Stata and R compute percentiles differently. Let us load the auto
dataset and compute the 75th percentile of price
using Stata’s centile
. sysuse auto, clear (1978 automobile data) . centile price, centile(75) Binom. interp. Variable │ Obs Percentile Centile [95% conf. interval] ─────────────┼───────────────────────────────────────────────────────────── price │ 74 75 6378 5798.432 9691.6 . save auto, replace file auto.dta saved
We find that the 75-th percentile is 6378.
Now let us do the same with R. We’ll use the haven
library to read a Stata file
> library(haven) > auto <- read_dta("auto.dta") > q <- quantile(auto$price, 0.75); q 75% 6332.25
According to R, the 75-th percentile is 6332.2.

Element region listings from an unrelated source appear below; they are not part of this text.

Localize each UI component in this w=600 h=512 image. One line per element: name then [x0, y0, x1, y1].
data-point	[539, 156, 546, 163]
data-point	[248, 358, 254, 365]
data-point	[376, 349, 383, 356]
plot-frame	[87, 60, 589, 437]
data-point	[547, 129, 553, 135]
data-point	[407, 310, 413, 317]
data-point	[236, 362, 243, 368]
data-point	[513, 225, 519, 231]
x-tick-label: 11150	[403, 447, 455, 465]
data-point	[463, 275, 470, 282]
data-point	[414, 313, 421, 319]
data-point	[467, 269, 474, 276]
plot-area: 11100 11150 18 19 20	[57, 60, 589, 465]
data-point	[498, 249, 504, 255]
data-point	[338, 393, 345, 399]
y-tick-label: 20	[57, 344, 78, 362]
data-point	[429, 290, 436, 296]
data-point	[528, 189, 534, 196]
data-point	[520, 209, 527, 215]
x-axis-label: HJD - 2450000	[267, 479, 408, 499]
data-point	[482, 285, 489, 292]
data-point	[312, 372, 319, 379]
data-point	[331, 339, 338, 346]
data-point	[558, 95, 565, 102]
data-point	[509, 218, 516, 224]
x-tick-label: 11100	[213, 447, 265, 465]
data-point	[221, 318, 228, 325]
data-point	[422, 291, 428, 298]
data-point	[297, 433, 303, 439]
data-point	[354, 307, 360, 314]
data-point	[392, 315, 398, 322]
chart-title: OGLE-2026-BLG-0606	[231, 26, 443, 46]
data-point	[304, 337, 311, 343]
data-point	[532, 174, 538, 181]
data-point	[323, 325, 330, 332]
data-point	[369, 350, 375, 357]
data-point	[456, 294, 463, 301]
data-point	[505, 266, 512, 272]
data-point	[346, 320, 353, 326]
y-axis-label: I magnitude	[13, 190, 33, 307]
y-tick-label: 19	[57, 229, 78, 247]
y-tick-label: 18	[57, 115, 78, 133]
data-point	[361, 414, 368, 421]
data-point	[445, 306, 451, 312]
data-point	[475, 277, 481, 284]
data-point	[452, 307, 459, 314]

Turns out R has 9 types of quantiles, the default is 7. To get the same result as centile
specify type 6, which gives 6378.
The Stata commands summarize, detail
, xtile
, pctile
and _pctile
use yet another method, equivalent to R’s type 2. These give the third quartile as 6342. The last three commands have an altdef
option that gives the same answer as centile
.
For a discussion of these methods see Hyndman, R. J. and Fan, Y. (1996) Sample quantiles in statistical packages, American Statistician 50:361-365.